Cirilo Velázquez, Manuel Segovia e Isidro Velázquez / SAÚL RUIZ |
Manuel Segovia Jiménez, aunque no lo parezca, tiene 79 años
y posee un tesoro único en el mundo. Habla nnumte oote, la lengua verdadera. El
ayapaneco. El idioma más amenazado de México. Quedan siete hablantes (otros 13
lo entienden), de los que Don Manuel es el único que lo sigue usando en
familia.
Entroncado en la familia lingüística del mixe-zoqueana,
entre cuyas contribuciones universales figura la palabra cacao (pronuciada kaagwa, en ayapaneco), el idioma tiene
singularidades que enloquecen a los especialistas. Entre ellas, su riqueza en
palabras simbólicas, en onomatopeyas de enorme precisión como tzalanh (sonido del golpe de un machete)
o el perfectamente entendible ploj
(pisar el lodo).
Esta joya filológica, que durante siglos floreció en la
húmeda selva tabasqueña, al sureste de México, no ha podido aguantar el embate
de los tiempos modernos. La extensión masiva y exclusiva de la educación en
español a lo largo del siglo XX y la inmensa riqueza petrolera de la zona, que
atrajo una fuerte inmigración hispanohablante, barrieron el ayapaneco hasta
convertirlo casi en un recuerdo. Una trayectoria parecida a la de otras lenguas
en México. “No es un fenómeno aislado. Ha incidido la educación solo en
español, pero también la emigración masiva y la discriminación que sufren los
indígenas”, señalan los investigadores Carolyn O’Meara y Francisco Arellanes,
del Seminario de Lenguas Indígenas, del Instituto de Investigaciones Filológicas
de la UNAM.
Don Manuel, aunque con otras palabras, está de acuerdo. A su
alrededor ha visto desaparecer el idioma. Y callar a los que lo conocían. En la
escuela, que él abandonó en segundo de primaria, le prohibían usarlo. Poco a
poco fue hundiéndose la lengua verdadera, hasta quedar confinada en las mentes
de unos pocos náufragos, cuya excepcionalidad atrajo desde los años noventa a
investigadores internacionales. Anexo a su vivienda, en un vestíbulo de techo
metálico, acoge una pequeña y modesta escuela. Allí, los sábados, don Manuel
enseña ayapaneco a los niños del lugar. No es el único. Le acompañan Isidro
Velázquez, 72 años, y su hermano Cirilo, de 66. Juntos, con el hijo de don
Manuel, en silla de ruedas, han preparado un atlas del cuerpo humano, cartas y
posters en ayapaneco para las clases. La iniciativa, auspiciada por el Inali,
les ha devuelto el orgullo de su idioma. "En el pueblo no le dan valor.

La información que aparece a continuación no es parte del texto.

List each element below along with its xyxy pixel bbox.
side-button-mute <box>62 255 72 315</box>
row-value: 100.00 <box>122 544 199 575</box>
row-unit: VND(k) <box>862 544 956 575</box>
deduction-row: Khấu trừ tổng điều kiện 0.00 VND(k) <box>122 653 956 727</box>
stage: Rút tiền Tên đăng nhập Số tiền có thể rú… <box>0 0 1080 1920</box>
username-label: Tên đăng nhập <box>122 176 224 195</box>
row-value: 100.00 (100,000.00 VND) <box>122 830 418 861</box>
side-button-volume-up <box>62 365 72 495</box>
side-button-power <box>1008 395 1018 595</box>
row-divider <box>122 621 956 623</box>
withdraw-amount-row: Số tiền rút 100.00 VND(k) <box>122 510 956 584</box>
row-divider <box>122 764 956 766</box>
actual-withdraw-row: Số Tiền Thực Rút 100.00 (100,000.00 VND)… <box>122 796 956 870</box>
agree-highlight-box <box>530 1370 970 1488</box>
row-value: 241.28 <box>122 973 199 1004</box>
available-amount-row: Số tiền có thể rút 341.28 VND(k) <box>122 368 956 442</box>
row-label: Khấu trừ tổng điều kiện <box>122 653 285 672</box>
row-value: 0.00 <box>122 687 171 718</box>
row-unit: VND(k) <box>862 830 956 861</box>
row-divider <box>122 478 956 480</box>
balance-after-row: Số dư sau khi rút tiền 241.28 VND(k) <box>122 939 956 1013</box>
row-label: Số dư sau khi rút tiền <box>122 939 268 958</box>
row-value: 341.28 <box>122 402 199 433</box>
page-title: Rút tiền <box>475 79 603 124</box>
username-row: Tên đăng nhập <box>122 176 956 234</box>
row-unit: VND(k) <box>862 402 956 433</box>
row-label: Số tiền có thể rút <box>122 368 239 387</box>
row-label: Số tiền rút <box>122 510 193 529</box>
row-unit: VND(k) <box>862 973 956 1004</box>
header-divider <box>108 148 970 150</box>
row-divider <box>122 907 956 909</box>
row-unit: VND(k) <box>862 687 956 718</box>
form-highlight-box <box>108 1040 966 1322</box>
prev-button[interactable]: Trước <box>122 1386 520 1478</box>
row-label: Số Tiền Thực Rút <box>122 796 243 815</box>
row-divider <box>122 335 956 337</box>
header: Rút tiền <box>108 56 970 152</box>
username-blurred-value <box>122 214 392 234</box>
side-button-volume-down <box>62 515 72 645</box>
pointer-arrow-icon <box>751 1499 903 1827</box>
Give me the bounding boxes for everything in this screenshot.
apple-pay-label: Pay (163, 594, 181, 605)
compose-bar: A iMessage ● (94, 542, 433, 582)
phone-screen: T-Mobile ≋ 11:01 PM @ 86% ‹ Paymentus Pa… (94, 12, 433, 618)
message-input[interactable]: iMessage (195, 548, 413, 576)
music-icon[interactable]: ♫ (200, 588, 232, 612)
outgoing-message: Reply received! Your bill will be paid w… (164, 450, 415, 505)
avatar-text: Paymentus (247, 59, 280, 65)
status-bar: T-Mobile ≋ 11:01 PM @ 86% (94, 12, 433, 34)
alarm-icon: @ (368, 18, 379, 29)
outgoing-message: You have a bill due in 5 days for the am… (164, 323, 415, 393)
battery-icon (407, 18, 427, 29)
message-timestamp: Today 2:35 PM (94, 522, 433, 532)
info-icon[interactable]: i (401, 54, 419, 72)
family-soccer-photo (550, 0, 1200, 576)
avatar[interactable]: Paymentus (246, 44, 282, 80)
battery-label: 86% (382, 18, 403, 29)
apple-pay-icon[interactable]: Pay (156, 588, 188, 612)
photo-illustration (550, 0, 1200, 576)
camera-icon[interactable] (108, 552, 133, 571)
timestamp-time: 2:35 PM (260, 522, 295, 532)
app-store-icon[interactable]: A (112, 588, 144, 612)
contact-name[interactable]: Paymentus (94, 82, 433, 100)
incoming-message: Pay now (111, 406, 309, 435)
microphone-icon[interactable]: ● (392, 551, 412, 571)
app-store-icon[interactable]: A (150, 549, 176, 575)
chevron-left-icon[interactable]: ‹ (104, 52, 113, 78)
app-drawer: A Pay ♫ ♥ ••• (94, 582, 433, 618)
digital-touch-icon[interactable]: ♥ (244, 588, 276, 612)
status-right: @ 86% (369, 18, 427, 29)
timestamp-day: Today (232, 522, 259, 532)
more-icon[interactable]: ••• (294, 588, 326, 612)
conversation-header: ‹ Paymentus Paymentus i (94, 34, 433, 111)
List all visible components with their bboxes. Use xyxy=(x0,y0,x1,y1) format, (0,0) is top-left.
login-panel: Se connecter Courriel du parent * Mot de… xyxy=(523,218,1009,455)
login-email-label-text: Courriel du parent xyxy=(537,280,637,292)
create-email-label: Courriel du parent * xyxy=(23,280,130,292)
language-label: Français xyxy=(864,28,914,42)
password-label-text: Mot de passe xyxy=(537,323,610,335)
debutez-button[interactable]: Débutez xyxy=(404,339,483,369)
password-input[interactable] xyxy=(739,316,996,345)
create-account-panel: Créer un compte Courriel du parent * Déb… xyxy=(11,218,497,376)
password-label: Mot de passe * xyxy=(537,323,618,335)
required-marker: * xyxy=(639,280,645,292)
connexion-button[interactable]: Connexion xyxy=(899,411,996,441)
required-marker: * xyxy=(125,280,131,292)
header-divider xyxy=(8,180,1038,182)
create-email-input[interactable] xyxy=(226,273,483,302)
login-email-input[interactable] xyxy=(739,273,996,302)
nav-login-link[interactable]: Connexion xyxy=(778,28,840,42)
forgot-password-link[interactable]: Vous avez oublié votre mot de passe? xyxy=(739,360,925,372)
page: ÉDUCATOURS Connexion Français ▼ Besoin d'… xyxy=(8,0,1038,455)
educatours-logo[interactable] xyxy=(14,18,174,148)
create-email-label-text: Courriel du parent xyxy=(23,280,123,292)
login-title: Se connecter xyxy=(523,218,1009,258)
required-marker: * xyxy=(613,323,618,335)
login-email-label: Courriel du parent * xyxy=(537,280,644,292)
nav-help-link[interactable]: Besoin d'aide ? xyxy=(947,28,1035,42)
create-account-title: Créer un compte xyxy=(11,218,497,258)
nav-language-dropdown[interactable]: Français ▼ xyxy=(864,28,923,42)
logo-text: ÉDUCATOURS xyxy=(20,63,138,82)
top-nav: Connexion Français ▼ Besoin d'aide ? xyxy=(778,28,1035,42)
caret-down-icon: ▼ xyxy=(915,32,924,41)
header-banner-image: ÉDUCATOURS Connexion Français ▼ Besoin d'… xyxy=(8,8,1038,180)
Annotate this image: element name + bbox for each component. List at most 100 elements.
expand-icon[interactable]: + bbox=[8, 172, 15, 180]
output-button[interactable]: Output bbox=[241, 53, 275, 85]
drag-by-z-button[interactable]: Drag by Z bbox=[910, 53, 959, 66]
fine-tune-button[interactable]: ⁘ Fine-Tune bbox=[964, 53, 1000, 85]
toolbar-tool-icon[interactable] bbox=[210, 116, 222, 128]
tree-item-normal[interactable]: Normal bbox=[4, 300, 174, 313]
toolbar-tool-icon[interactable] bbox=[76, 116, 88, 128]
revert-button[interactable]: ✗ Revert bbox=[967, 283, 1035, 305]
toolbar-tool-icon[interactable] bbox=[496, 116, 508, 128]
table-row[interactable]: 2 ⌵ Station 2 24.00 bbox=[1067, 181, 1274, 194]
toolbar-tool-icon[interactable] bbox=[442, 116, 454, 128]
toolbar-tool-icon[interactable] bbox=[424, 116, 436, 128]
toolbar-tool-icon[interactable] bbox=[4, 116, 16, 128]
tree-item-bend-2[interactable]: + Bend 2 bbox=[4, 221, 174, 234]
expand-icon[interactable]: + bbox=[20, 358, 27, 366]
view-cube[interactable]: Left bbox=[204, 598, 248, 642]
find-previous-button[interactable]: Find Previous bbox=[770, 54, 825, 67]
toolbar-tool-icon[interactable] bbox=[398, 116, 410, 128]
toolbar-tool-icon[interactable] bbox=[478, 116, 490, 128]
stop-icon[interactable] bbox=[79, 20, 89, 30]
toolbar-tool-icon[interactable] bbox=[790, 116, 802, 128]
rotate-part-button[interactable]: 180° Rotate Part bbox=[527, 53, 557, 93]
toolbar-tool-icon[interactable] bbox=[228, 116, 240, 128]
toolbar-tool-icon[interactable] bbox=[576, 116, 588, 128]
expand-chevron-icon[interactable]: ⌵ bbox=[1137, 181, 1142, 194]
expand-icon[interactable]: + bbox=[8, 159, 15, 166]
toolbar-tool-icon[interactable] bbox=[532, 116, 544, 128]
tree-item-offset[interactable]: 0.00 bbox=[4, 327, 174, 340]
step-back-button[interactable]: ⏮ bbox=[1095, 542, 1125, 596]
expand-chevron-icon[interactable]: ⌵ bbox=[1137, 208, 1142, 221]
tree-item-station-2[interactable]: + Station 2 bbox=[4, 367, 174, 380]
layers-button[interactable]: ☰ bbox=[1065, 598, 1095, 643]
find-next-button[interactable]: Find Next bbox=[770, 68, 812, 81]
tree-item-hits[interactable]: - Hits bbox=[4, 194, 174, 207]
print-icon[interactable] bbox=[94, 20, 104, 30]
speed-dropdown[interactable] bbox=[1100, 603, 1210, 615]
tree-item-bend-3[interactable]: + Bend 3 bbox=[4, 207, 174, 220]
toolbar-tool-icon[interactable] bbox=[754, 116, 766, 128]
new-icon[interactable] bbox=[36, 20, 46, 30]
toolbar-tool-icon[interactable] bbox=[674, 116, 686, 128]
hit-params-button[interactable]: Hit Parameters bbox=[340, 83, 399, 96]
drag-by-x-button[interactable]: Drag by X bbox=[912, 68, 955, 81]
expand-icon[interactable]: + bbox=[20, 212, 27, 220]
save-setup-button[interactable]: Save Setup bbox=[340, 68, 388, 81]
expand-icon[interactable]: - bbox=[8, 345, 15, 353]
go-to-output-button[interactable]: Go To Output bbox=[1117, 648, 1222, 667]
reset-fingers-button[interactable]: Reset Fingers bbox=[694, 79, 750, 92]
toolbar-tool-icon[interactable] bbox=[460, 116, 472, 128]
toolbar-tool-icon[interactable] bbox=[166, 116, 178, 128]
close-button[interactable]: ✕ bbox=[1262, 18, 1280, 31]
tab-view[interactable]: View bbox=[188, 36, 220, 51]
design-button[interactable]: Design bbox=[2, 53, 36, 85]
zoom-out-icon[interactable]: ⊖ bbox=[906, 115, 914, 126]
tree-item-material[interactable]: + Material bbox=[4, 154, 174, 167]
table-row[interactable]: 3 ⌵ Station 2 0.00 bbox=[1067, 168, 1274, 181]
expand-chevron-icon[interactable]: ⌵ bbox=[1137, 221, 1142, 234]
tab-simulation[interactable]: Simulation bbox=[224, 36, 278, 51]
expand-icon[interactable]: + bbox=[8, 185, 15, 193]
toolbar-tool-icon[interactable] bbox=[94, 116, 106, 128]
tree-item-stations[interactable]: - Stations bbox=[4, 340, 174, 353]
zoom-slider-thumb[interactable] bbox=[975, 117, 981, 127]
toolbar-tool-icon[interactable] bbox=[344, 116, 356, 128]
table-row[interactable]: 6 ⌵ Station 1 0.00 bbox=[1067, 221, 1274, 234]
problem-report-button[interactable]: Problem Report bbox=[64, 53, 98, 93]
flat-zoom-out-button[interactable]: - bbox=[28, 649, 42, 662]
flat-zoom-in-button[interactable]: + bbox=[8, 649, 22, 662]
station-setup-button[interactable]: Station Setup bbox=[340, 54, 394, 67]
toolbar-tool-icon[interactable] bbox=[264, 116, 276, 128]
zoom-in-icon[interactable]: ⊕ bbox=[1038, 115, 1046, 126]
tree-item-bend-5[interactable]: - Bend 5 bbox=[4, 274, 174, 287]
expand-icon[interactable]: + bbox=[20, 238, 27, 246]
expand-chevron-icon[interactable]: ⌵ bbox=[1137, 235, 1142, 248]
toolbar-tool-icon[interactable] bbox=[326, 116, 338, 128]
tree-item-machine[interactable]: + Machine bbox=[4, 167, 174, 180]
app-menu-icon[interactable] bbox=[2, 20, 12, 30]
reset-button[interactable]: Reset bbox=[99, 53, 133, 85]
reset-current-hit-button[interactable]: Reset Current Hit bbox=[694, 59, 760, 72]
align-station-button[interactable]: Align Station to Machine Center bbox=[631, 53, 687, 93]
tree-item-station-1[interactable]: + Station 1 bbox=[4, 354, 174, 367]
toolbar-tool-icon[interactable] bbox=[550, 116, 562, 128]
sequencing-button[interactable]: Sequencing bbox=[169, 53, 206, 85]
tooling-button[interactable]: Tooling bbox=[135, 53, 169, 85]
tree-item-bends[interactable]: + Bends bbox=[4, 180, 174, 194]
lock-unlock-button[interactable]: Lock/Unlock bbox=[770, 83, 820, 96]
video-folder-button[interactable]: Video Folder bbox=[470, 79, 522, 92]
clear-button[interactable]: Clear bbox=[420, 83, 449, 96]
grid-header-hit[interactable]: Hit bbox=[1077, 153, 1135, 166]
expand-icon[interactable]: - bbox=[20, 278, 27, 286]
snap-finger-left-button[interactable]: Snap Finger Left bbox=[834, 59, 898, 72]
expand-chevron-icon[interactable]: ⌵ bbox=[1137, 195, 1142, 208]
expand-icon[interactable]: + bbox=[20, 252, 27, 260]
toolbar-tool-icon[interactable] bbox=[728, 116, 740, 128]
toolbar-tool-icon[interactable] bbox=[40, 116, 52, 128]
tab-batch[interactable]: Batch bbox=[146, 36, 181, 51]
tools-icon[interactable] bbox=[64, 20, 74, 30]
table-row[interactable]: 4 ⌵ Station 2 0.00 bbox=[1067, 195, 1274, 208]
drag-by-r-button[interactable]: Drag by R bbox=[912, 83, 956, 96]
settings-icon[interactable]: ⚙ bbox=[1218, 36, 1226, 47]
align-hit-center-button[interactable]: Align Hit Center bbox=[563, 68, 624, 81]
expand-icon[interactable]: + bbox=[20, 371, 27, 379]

Pues bien, yo digo que quien no quiera aprender, que ahí se quede", zanja
don Manuel.
Los frutos de esta siembra son desiguales. Los niños acuden
en masa cuando se reparte algo, pero cuando los fondos andan escasos, solo
pasan el umbral unos pocos. Y aunque alguno muestre verdadero entusiasmo, no
basta. "Cuando muramos, morirá el idioma. Ni mis hijos lo han querido
aprender", sentencia Cirilo Velázquez. Su hermano Isidro asiente.